In this speech, Putin expressed his version of Russian-Eurasian exceptionalism. “We remember how the enemies of Russia…tried to sow inter-ethnic and religious strife in order to weaken us from within and divide us. They completely failed. Today, our warriors of different ethnicities fight together, shielding each other from bullets and shrapnel like brothers. Therein lies the power of Russia, an invincible great power of our united multi-ethnic nation.

Russian nationalism has always been a double-edged sword for Putin: he loves the raw passion of his patriotism, but he seems wary of his sometimes uncontrollable ethnic extremism, which could threaten his authoritarian rule over a disparate nation.

Recent Russian history illustrates this tension. Anti-immigrant riots broke out in Moscow in December 2010 after a migrant from the North Caucasus shot a Russian football fan. Thirty people were injured in the chaos, as the crowd chanted “Russia to the Russians”. The police suppressed the demonstration.

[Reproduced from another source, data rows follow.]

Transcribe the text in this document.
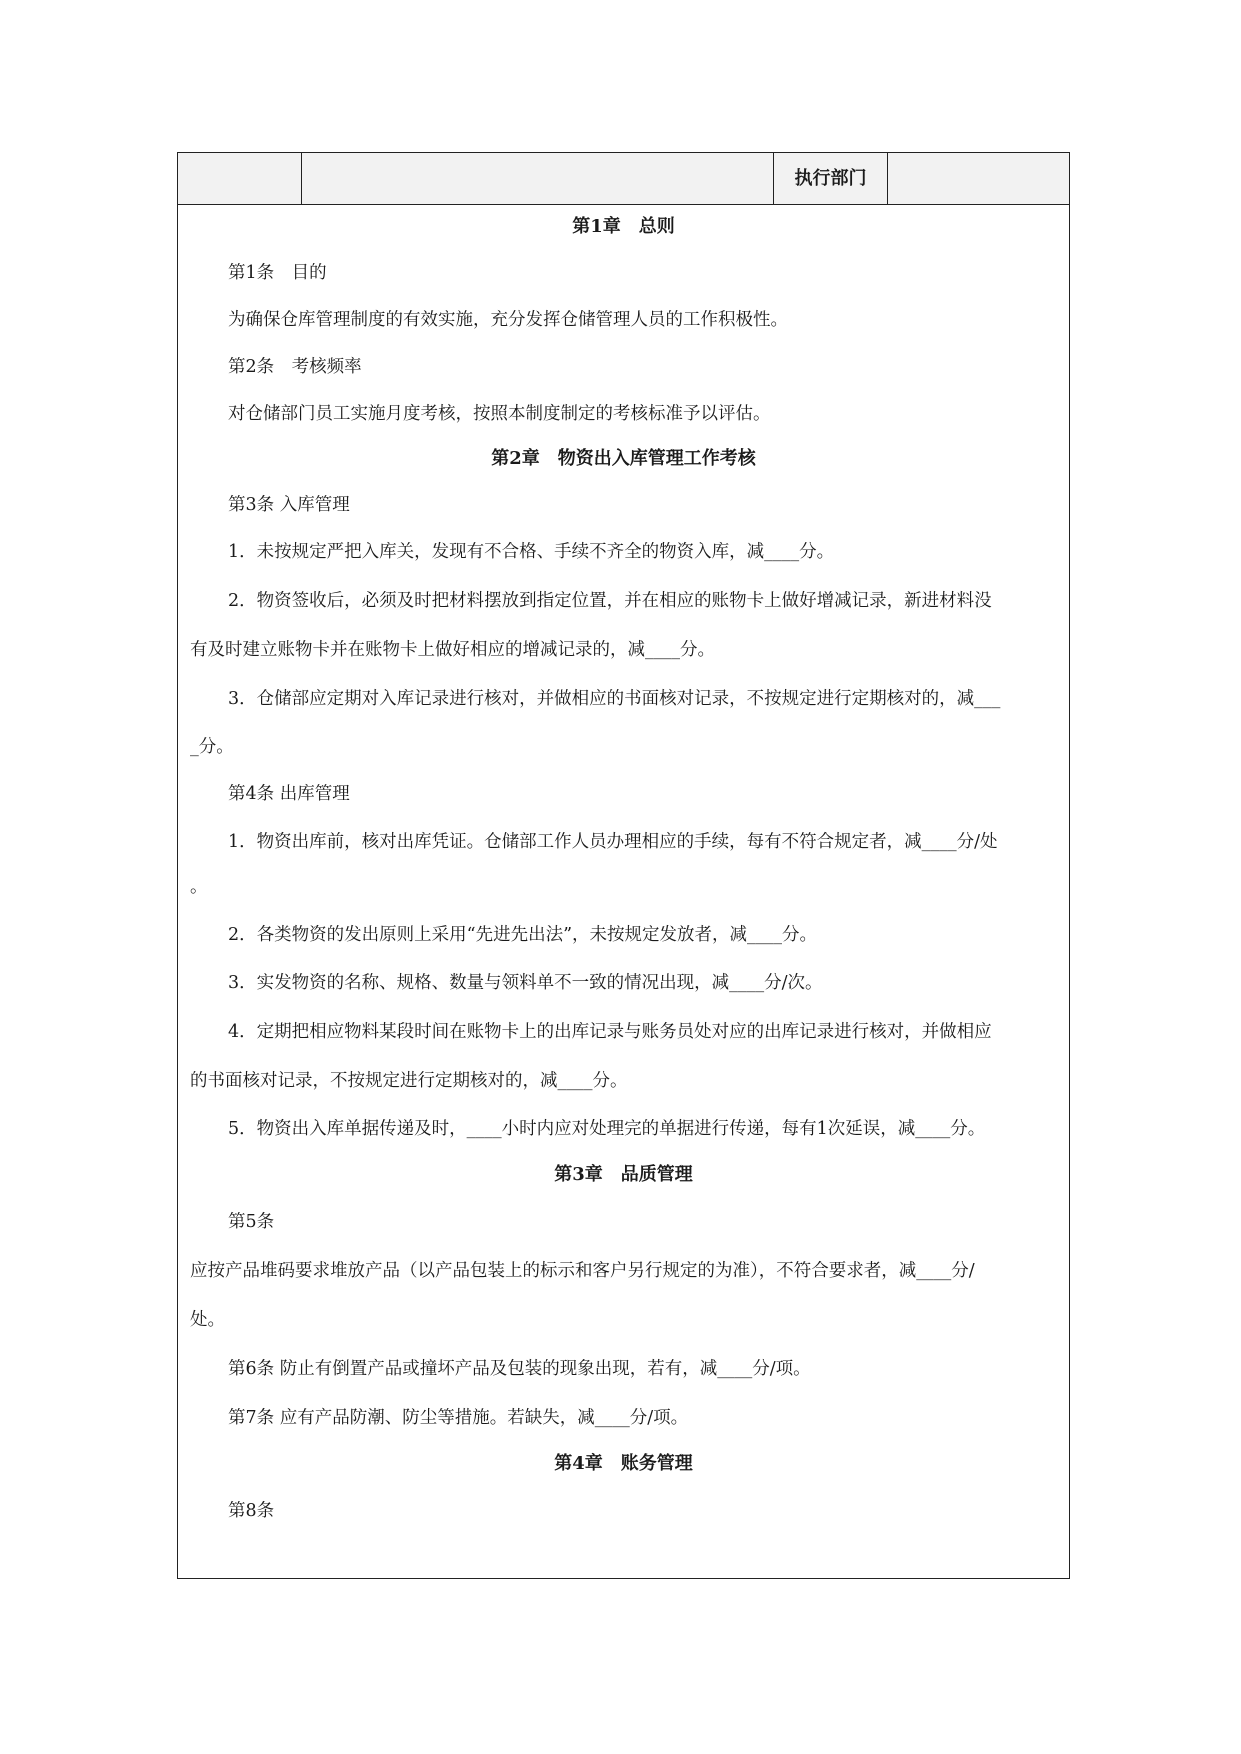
执行部门
第1章　总则
第1条　目的
为确保仓库管理制度的有效实施，充分发挥仓储管理人员的工作积极性。
第2条　考核频率
对仓储部门员工实施月度考核，按照本制度制定的考核标准予以评估。
第2章　物资出入库管理工作考核
第3条 入库管理
1．未按规定严把入库关，发现有不合格、手续不齐全的物资入库，减____分。
2．物资签收后，必须及时把材料摆放到指定位置，并在相应的账物卡上做好增减记录，新进材料没
有及时建立账物卡并在账物卡上做好相应的增减记录的，减____分。
3．仓储部应定期对入库记录进行核对，并做相应的书面核对记录，不按规定进行定期核对的，减___
_分。
第4条 出库管理
1．物资出库前，核对出库凭证。仓储部工作人员办理相应的手续，每有不符合规定者，减____分/处
。
2．各类物资的发出原则上采用“先进先出法”，未按规定发放者，减____分。
3．实发物资的名称、规格、数量与领料单不一致的情况出现，减____分/次。
4．定期把相应物料某段时间在账物卡上的出库记录与账务员处对应的出库记录进行核对，并做相应
的书面核对记录，不按规定进行定期核对的，减____分。
5．物资出入库单据传递及时，____小时内应对处理完的单据进行传递，每有1次延误，减____分。
第3章　品质管理
第5条
应按产品堆码要求堆放产品（以产品包装上的标示和客户另行规定的为准），不符合要求者，减____分/
处。
第6条 防止有倒置产品或撞坏产品及包装的现象出现，若有，减____分/项。
第7条 应有产品防潮、防尘等措施。若缺失，减____分/项。
第4章　账务管理
第8条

Similar riots broke out in October 2013 in the Moscow neighborhood of Biriulevo, after an Azerbaijani immigrant killed a Russian; police arrested nearly 400 rioters. An evaluation by intelligence analysts from the Polish Center for Oriental Studies explained: “The authorities’ reaction to the incident in Biriulevo indicates that they are aware of the extent of social tensions regarding immigration in the city and that they want to prevent the spread of social unrest.

Putin’s regime also suppressed an extreme Russian nationalist named Alexander Potkin, known to his supporters as “Belov”. He led an ultranationalist group called the Movement Against Illegal Immigration, which was banned in 2011. Potkin was condemned for extremism by a Moscow court in 2016.

One of the inspirations for Putin’s dream of a one-off Eurasian empire is the late Russian historian Lev Gumilev, according to the US official. In Putin’s 2016 annual address to the Russian Federal Assembly, he praised what Gumilev called passionarnost, which could be translated as “passionism”. Rather than trying to become Western and bourgeois, according to Gumilev, Russia should recognize that it “owes more of its heritage to the fierce nomads and steppe tribes of Eurasia.” The Financial Times explained in a 2016 essay on the Russian historian.

It would be comforting to think that the Ukraine war and its assault on the European order are simply figments of Putin’s fevered imagination. But they have deep roots in the history and culture of the sprawling Russian Federation. It’s really a battle of East versus West – and two versions of exceptionalism.